Defining excipient compatibility

  • The selection of a suitable combination of excipients is an integral part of drug product development that has a direct impact upon performance
  • Drug-excipient interactions are common and can lead to an unacceptable level of impurities within the drug product or an inability to formulate the molecule into the intended presentation
  • Understanding any incompatibility is critical to selecting a simple, effective formulation
  • Both active and inactive ingredients require consideration, separately and in combination
  • A phase appropriate study of excipients prevents adverse effects such as reduced potency, increased degradation and potential for toxic impurity generation

Executing appropriate stability studies

  • These studies are intrinsically linked to compatibility studies and are designed with the phase of study in mind
  • Adherence to the regulatory guidelines is critical for a successful and accepted drug substance and product
  • Consideration of the current formulation route, intended storage, packaging and length of studies for early phase work are a starting point
  • Forced degradation that adheres to regulatory guidelines is essential
  • They should be expansive and include:
    • Temperature
    • Humidity
    • Oxidative stress
    • pH variation
    • Concentration (in combination with the above)
    • Including liquid and solid presentations of the drug substance
  • Benchmarking drug product and substance shelf-life is an important outcome.
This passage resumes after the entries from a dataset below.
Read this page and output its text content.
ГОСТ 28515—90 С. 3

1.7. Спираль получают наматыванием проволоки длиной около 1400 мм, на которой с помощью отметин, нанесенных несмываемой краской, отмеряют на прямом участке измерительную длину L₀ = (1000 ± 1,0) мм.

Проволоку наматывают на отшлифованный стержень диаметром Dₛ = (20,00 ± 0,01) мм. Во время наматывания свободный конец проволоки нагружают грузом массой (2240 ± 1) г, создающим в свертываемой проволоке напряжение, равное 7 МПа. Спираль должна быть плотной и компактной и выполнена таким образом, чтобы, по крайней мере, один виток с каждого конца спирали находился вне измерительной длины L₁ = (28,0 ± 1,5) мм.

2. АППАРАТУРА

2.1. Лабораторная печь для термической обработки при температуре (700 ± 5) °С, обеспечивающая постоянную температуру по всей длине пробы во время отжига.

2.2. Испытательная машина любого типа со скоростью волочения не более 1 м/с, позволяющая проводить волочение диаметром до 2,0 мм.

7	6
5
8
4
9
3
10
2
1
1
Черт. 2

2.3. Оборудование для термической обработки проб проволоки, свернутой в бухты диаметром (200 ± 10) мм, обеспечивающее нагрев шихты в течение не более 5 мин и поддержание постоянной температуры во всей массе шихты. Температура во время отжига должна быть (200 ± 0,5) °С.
This supports transfer and storage to the different geographical locations where trials or distribution will take place.

Defining an appropriate particle size distribution (PSD)

  • PSD is a critical element of development that may impact efficacy and developability
  • The impact PSD has on solubility requires understanding. The kinetics of dissolution and intrinsic dissolution rate within different environments is important. As mentioned, this can impact BA in particular if absorption is limiting
  • The morphology of the crystallised product is important and can have an adverse impact on the ability to modify size via milling. It also impacts on the ability the effectively blend with excipients
  • Crystallisation development with these attributes in mind plays an important role in delivering a drug substance that is fit for downstream processing
  • Robustness toward the mechanical stress of milling is a stability study in addition to those listed previously. Control of amorphous content, fines and unwanted agglomeration are just a few of the more obvious risks to consider.
  • Investigating whether conditioning of milled solids is required to avoid unwanted agglomeration is a common requirement
  • Communication during early development is important so that PSD becomes a critical quality attribute as part of the development pathway. As with some of the other attributes, requirements may change throughout development and the impact of change should be well documented

In summary

The importance of preformulation studies in drug development is clear, as they form the basis for ensuring that a drug is safe and effective. As with any potentially complex problem or feat of engineering, the best approach is to break down the problem into its simplest constituent parts and design from these foundations. This is the principle that should be applied during drug development to deliver a phase appropriate and robust product as it transitions from early phase optimisation to clinical study and eventually regulatory approval.